Sexta-feira, 29 de Agosto de 1980

 

Veneráveis e caros Irmãos em Nosso Senhor Jesus Cristo

1. Estou-vos muito agradecido pela visita de hoje; é verdadeiramente com grande alegria que dirijo a minha afectuosa saudação a todos vós que, juntamente com o Cardeal Joseph Parecattil, Arcebispo de Ernakulam e Presidente da Pontifícia Comissão para a Revisão do Código de Direito Canónico Oriental, viestes de várias partes da Índia para esta visita ad limina e para o nosso encontro colegial.

Em vós sinto eu aqui a presença de toda a Igreja Siro-Malabar, esta Igreja Oriental e autenticamente Indiana que durante séculos foi uma maravilha de testemunho cristão na fidelidade à sua fé primitiva e às suas tradições legitimas. E por isso a minha saudação vai hoje para a vossa Igreja inteira: para os sacerdotes, os religiosos e as religiosas, os membros dos Institutos seculares, os jovens, as pessoas idosas, os pais e mães de família, os trabalhadores, as crianças e todos os fiéis, especialmente os doentes e aflitos.

A minha saudação e bons votos vão também para os fiéis e Pastores das outras Igrejas que vivem ao lado de vós nas diferentes partes do Kerala e no resto da Índia, como também para os irmãos das comunidades cristãs que não se encontram ainda em perfeita comunhão connosco. Vão igualmente para todos os membros das religiões não cristãs.

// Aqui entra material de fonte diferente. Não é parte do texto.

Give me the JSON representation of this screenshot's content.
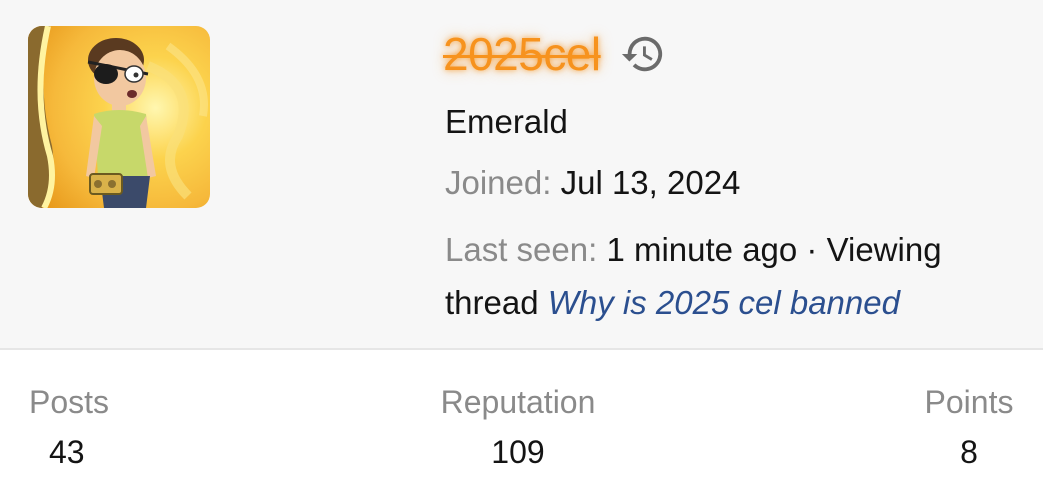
{
  "profile": {
    "username": "2025cel",
    "rank": "Emerald",
    "joined_label": "Joined:",
    "joined_value": "Jul 13, 2024",
    "last_seen_label": "Last seen:",
    "last_seen_value": "1 minute ago · Viewing thread",
    "last_seen_thread": "Why is 2025 cel banned",
    "username_color": "#f7931e",
    "link_color": "#2b4f8f",
    "avatar_icon": "avatar-image",
    "history_icon": "history-icon"
  },
  "stats": {
    "posts_label": "Posts",
    "posts_value": "43",
    "reputation_label": "Reputation",
    "reputation_value": "109",
    "points_label": "Points",
    "points_value": "8"
  }
}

3. Nesta visita colegial, desejo expressar oficialmente a minha gratidão pelos cuidados relatórios que pusestes à minha disposição e à disposição dos meus colaboradores na Sé Apostólica, para maior conhecimento das vossas Eparquias, abundantes em clero e religiosos. Estas Eparquias estão ricas de actividade pastoral e missionária; as suas actividades manifestam-se também no campo da cultura por meio de colégios e escolas, no campo da assistência caritativa e social por meio de hospitais e dispensários, e onde quer que há necessidade de trabalhar pelo progresso humano, social e espiritual; das vossas comunidades ou de qual quer pessoa sem distinção de fé, raça ou rito. Notei a vossa actividade, cheia de dedicação e amor para com todos. É honra e dever para toda a Igreja católica, e tal é também a tarefa da vossa Igreja. Sempre assim foi, e hoje especialmente esta actividade brilha com novo lustre. Tenho o gosto de prestar testemunho ao vosso zelo.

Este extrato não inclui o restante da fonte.